Bolsonaro emprestou R$ 40 mil a ex-assessor do filho, mas diz que Queiroz deve cuidar da própria vida

Jair Bolsonaro chegou ao Palácio do Planalto porque vendeu a uma fatia do eleitorado a falsa ideia de ser contra a corrupção, mas não precisou de muito tempo para revelar a própria essência. Talvez porque o presidente da República é fã do dito popular “farinha pouca, meu pirão primeiro”.

Quando a lama da corrupção ameaça o clã que lidera, Bolsonaro age como um dissimulado incorrigível, crente que a opinião pública, exceto os integrantes da seita, é desprovida de massa cinzenta. O carcomido mantra da “velha política”, além de não funcionar, está mostrando quais as verdadeiras intenções do presidente.

Até bem pouco tempo, Jair Bolsonaro era parceiro de pescaria de Fabrício Queiroz, “o faz tudo” da agora família presidencial, mas da noite para o dia o ex-assessor parlamentar Flávio Bolsonaro (PSL-RJ) tornou-se persona non grata (sic) no Palácio da Alvorada.

Como noticiamos em matéria anterior, Queiroz aparece em gravação, divulgada pelo jornal “O Globo”, tratando com um interlocutor sobre nomeações no Congresso Nacional. O outrora responsável pelas “rachadinhas” no gabinete de Flávio Bolsonaro na Alerj diz que há no Congresso pelo menos 500 cargos que podem ser ocupados por apaniguados, sem que haja vínculo com a família do presidente da República.

“Tem mais de 500 cargos, cara, lá na Câmara e no Senado. Pode indicar para qualquer comissão ou, alguma coisa, sem vincular a eles (clã Bolsonaro) em nada”, diz na gravação.
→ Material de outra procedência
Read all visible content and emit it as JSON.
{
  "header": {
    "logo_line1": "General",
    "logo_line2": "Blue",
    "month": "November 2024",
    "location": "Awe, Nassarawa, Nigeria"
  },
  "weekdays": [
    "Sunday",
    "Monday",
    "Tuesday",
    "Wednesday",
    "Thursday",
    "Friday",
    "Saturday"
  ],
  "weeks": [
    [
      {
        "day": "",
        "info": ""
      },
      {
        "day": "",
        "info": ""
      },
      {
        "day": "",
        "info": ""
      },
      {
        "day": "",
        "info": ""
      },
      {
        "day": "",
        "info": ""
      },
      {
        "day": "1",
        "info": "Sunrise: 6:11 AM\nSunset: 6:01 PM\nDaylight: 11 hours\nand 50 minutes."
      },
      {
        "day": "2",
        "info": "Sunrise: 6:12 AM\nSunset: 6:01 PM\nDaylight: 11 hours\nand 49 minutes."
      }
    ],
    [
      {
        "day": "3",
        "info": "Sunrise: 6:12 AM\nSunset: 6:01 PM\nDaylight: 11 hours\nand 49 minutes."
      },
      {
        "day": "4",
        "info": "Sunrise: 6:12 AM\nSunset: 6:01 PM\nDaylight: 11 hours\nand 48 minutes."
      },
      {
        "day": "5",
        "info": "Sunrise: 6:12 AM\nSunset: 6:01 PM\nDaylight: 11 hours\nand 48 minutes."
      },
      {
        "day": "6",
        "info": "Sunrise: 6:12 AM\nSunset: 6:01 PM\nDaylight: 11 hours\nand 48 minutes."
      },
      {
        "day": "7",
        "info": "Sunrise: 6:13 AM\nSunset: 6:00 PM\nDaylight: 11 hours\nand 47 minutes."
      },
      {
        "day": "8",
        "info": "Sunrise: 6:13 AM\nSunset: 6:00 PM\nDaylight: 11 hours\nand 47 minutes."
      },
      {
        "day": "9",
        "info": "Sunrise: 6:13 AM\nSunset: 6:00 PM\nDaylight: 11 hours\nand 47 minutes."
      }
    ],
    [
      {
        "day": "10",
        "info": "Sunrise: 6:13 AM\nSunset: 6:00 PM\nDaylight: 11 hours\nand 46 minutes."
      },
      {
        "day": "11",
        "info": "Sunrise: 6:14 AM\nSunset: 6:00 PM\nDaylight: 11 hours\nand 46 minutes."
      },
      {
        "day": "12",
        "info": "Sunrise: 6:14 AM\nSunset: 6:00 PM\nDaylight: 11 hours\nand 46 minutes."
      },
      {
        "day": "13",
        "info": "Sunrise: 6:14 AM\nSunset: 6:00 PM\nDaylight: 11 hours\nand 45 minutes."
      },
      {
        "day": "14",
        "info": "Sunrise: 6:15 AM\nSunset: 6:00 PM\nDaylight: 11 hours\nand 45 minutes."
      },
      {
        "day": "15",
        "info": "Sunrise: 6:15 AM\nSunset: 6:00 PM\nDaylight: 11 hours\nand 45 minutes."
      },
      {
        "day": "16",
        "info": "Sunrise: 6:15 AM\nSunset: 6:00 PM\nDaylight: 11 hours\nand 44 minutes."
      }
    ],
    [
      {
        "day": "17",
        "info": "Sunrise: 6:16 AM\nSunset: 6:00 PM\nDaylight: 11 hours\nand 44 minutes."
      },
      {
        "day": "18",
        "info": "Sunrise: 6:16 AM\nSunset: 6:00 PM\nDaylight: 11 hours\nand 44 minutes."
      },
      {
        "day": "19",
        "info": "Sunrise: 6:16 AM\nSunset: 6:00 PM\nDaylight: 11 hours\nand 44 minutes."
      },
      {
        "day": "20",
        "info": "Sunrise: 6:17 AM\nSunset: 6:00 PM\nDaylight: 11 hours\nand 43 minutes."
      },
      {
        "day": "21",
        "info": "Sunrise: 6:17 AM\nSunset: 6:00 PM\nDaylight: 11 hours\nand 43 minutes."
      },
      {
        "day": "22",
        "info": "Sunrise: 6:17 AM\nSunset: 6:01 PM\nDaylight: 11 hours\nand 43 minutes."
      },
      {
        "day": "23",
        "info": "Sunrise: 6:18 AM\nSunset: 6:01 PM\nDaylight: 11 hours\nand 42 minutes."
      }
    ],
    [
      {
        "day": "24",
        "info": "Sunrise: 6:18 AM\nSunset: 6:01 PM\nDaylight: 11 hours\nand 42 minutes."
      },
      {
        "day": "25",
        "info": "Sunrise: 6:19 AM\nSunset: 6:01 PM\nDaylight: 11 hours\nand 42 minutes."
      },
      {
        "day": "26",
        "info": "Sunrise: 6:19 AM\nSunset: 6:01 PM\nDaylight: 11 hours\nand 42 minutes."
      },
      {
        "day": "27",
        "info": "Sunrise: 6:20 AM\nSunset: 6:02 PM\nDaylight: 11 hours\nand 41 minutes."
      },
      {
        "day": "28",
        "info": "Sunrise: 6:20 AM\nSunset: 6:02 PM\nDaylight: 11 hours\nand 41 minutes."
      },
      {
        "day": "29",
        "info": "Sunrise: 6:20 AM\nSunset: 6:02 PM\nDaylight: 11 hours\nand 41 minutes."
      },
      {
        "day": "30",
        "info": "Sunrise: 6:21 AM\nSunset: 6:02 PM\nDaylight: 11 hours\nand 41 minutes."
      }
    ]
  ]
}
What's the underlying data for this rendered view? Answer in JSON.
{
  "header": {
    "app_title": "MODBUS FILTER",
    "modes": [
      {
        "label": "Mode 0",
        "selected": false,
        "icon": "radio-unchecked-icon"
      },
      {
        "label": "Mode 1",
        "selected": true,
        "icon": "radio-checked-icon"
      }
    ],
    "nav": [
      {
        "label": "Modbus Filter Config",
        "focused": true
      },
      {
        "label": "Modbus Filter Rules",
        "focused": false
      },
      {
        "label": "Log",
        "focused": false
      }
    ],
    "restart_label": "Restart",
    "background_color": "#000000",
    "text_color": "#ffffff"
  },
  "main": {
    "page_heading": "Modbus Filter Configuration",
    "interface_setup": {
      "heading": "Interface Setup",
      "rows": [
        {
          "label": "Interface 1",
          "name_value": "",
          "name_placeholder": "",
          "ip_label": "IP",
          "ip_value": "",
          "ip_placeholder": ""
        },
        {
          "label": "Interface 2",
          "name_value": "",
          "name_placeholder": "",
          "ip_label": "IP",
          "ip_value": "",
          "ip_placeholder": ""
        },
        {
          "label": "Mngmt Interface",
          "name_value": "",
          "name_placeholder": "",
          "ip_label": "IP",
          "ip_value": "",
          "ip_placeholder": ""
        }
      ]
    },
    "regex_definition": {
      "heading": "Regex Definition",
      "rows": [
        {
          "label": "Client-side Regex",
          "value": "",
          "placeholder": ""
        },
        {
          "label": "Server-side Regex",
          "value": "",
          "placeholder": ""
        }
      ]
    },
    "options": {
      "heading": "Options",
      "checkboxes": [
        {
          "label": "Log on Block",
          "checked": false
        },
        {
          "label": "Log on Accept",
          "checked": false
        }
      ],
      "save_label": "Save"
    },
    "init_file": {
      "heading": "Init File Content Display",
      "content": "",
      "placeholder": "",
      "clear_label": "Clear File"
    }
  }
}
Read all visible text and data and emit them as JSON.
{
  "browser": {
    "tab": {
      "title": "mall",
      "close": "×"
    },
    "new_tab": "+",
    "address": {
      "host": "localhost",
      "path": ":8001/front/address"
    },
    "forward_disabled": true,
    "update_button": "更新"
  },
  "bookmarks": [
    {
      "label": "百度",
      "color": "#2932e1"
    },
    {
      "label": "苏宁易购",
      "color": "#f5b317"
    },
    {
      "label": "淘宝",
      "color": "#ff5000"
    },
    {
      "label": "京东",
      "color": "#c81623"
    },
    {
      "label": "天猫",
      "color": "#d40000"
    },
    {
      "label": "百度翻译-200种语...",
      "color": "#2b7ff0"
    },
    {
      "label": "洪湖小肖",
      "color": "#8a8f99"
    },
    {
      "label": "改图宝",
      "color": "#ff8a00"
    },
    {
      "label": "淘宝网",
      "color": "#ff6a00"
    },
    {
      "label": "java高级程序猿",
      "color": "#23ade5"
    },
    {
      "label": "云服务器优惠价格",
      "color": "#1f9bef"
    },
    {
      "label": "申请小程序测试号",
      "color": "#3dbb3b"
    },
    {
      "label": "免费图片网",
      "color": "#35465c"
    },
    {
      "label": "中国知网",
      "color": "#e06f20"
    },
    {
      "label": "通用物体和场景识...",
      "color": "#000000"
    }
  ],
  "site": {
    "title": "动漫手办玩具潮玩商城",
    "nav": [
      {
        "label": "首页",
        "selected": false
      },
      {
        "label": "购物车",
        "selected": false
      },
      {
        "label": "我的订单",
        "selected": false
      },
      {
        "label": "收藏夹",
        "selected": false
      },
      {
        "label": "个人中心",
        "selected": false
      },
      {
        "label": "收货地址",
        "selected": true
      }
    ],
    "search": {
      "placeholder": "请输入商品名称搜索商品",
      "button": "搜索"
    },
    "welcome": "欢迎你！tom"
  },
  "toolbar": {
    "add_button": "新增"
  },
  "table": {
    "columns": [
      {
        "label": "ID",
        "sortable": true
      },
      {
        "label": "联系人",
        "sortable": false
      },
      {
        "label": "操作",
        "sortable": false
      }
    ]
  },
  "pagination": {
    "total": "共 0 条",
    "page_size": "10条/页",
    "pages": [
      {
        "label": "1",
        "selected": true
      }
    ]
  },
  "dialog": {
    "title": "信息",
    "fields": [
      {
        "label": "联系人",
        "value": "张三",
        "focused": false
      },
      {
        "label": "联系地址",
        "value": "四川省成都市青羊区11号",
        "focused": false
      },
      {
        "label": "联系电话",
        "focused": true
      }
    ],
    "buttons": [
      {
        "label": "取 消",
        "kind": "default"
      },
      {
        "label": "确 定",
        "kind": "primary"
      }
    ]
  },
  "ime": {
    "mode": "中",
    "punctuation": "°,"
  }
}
Em seguida, o ex-assessor completa “20 continho aí para gente caía bem pra c…”.

Em outro trecho, Queiroz fala de forma enfática: “O gabinete do Flávio faz fila de deputados e senadores, pessoal para conversar com ele, faz fila. Só chegar lá e nomeia fulano aí para trabalhar contigo aí, salariozinho bom desse aí para a gente que é pai de família, cai como uma uva”.

Por questões óbvias o senador do PSL fluminense negou os fatos, mas o próprio Flávio e o irmão Eduardo, que é deputado federal pelo PSL paulista, nomearam ao menos 116 pessoas na estrutura do Congresso, entre cargos nos respectivos gabinetes e postos ligados ao mandato de ambos (a informação é do jornal “O Estado de S. Paulo”). Considerando que a família Bolsonaro especializou-se em “funcionários fantasmas” – Queiroz que o diga –, todo cuidado é pouco.


Na China, onde cumpre agenda oficial, Bolsonaro foi questionado pelos jornalistas sobre a fala de Queiroz na mencionada gravação, mas, como sempre, se fez de desentendido e fugiu do assunto. Disse o presidente: “O Queiroz cuida da vida dele e eu cuido da minha”.

“Alguém tem que ir atrás dele. Tem um ódio bobo, essa coisa que tem uma fila de cargos. Se conversou com o amigo dele, foi amigo da onça e gravou”, declarou um incomodado Jair Bolsonaro.

Para quem prometeu liderar uma cruzada contra a corrupção e demonizou o ‘toma lá, dá cá”, Bolsonaro está pecando por omissão, talvez por conveniência ou até mesmo “culpa no cartório”.

Há nas falas do presidente da República alguns pontos desconexos. Quando o escândalo das “rachadinhas” veio à tona a reboque de relatório do extinto Coaf, rebatizado como Unidade de Inteligência Financeira, Fabrício Queiroz era próximo da família, a ponto de o presidente ter emprestado R$ 40 mil ao ex-assessor do seu filho.

A questão envolvendo o tal empréstimo só veio à luz porque Fabrício Queiroz depositou R$ 24 mil na conta da primeira-dama Michelle Bolsonaro. Sem ter como explicar a transação, o presidente preferiu “tirar da cartola” uma explicação nada convincente.

Pois bem, se o empréstimo realmente aconteceu, Bolsonaro deveria informar a origem do dinheiro e explicar por qual razão não declarou o “favor” à Receita Federal. O assunto caiu na fresta do esquecimento, sem que ninguém fosse cobrado a dar detalhes dessa “ação entre amigos”.

Resumindo, o telhado de Jair Bolsonaro também é de vidro, mas por enquanto tem uma fina e esgarçada lona que o recobre. Isso até a primeira ventana mais consistente. Não custa lembrar que Fernando Collor de Mello caiu por um conjunto de motivos, entre os quais esses malabarismos políticos. A conferir!